The team noticed that the composition and electrical activity of cells underwent particularly dramatic changes when those cells were in contact with neurons from the brain's other regions. "When the cells are communicating with other regions, the cellular composition of the culture changes, the electrophysiology changes, all these inherent properties of the neurons change," Maoz explained. "This shows how important it is to implement different brain regions into in vitro models, especially when studying how neurological diseases impact connected regions of the brain."

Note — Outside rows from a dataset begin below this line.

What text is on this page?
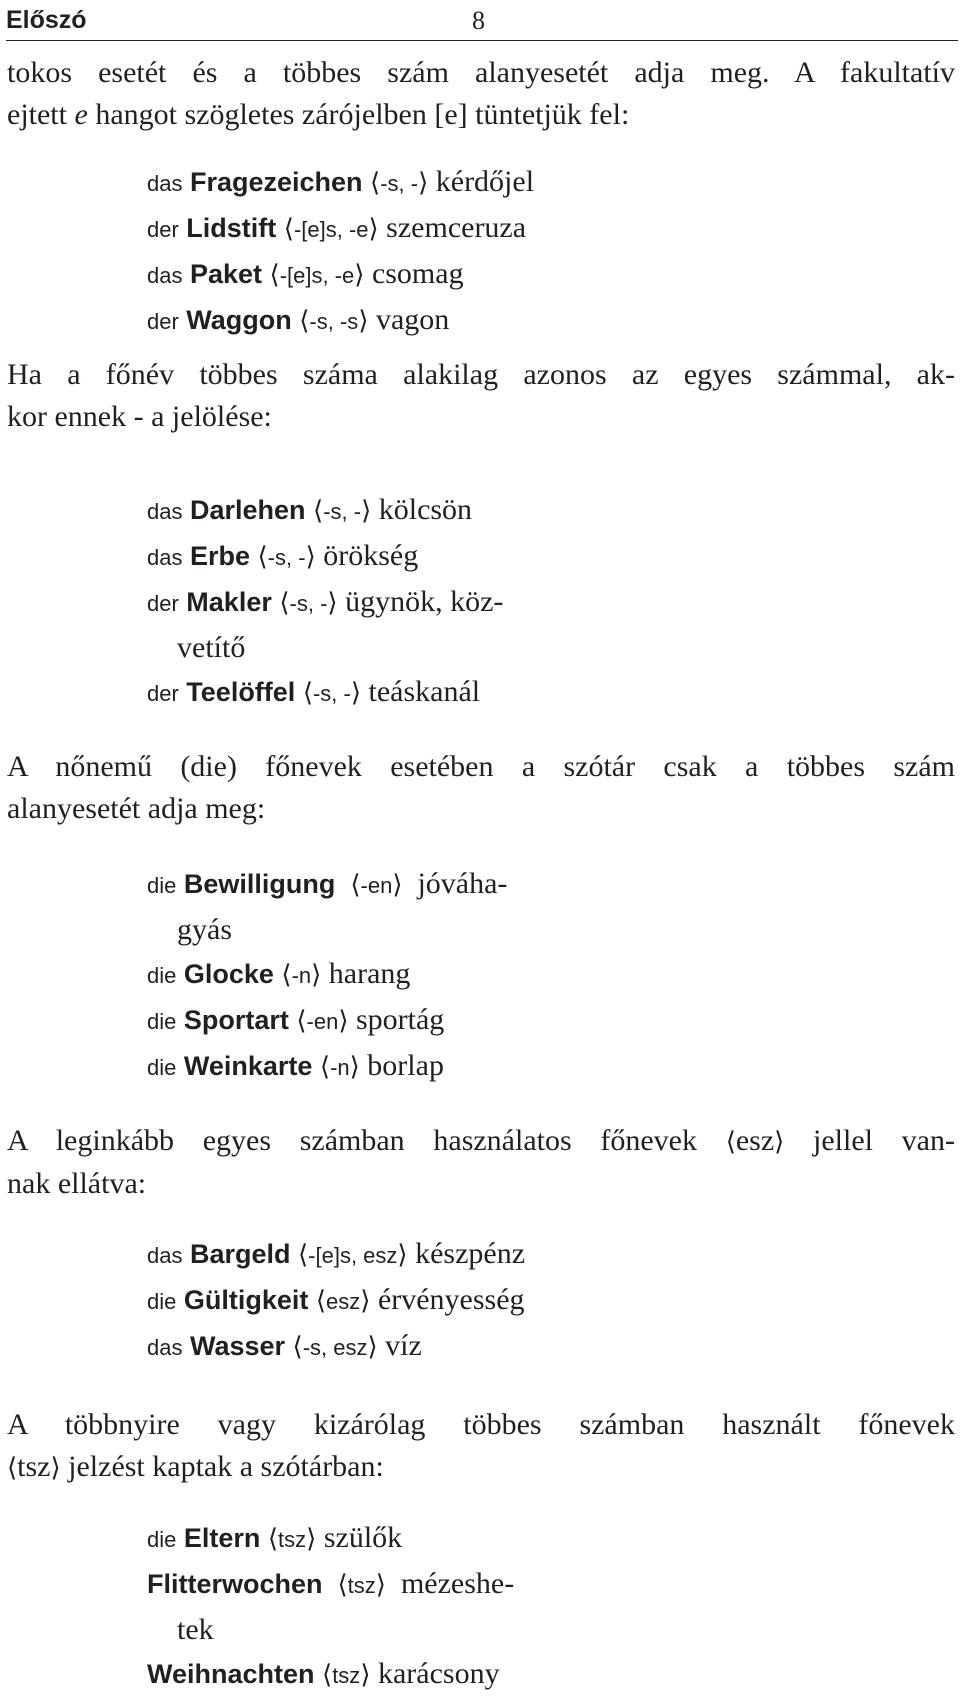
Előszó	8
tokos esetét és a többes szám alanyesetét adja meg. A fakultatív
ejtett e hangot szögletes zárójelben [e] tüntetjük fel:
das Fragezeichen ⟨-s, -⟩ kérdőjel
der Lidstift ⟨-[e]s, -e⟩ szemceruza
das Paket ⟨-[e]s, -e⟩ csomag
der Waggon ⟨-s, -s⟩ vagon
Ha a főnév többes száma alakilag azonos az egyes számmal, ak-
kor ennek - a jelölése:
das Darlehen ⟨-s, -⟩ kölcsön
das Erbe ⟨-s, -⟩ örökség
der Makler ⟨-s, -⟩ ügynök, köz-
vetítő
der Teelöffel ⟨-s, -⟩ teáskanál
A nőnemű (die) főnevek esetében a szótár csak a többes szám
alanyesetét adja meg:
die Bewilligung ⟨-en⟩ jóváha-
gyás
die Glocke ⟨-n⟩ harang
die Sportart ⟨-en⟩ sportág
die Weinkarte ⟨-n⟩ borlap
A leginkább egyes számban használatos főnevek ⟨esz⟩ jellel van-
nak ellátva:
das Bargeld ⟨-[e]s, esz⟩ készpénz
die Gültigkeit ⟨esz⟩ érvényesség
das Wasser ⟨-s, esz⟩ víz
A többnyire vagy kizárólag többes számban használt főnevek
⟨tsz⟩ jelzést kaptak a szótárban:
die Eltern ⟨tsz⟩ szülők
Flitterwochen ⟨tsz⟩ mézeshe-
tek
Weihnachten ⟨tsz⟩ karácsony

Obviously, this brain-on-a-chip can be a very useful tool for research as it will allow scientists to study neurological and psychological diseases more easily. In fact, the team even demonstrated the effects of a drug that stimulates schizophrenia, Phencyclidine hydrochloride (PCP), on their in vitro model. Through that experiment, they could see how the drug impacted the different brain regions and their connectivity with one another.
This in vitro model could also help lessen the costs of this important research. "Roughly 26 percent of the U.S. healthcare budget is spent on neurological and psychiatric disorders," said Kit Parker from Harvard SEAS. "Tools to support the development of therapeutics to alleviate the suffering of these patients is not only the human thing to do, it is the best means of reducing this cost.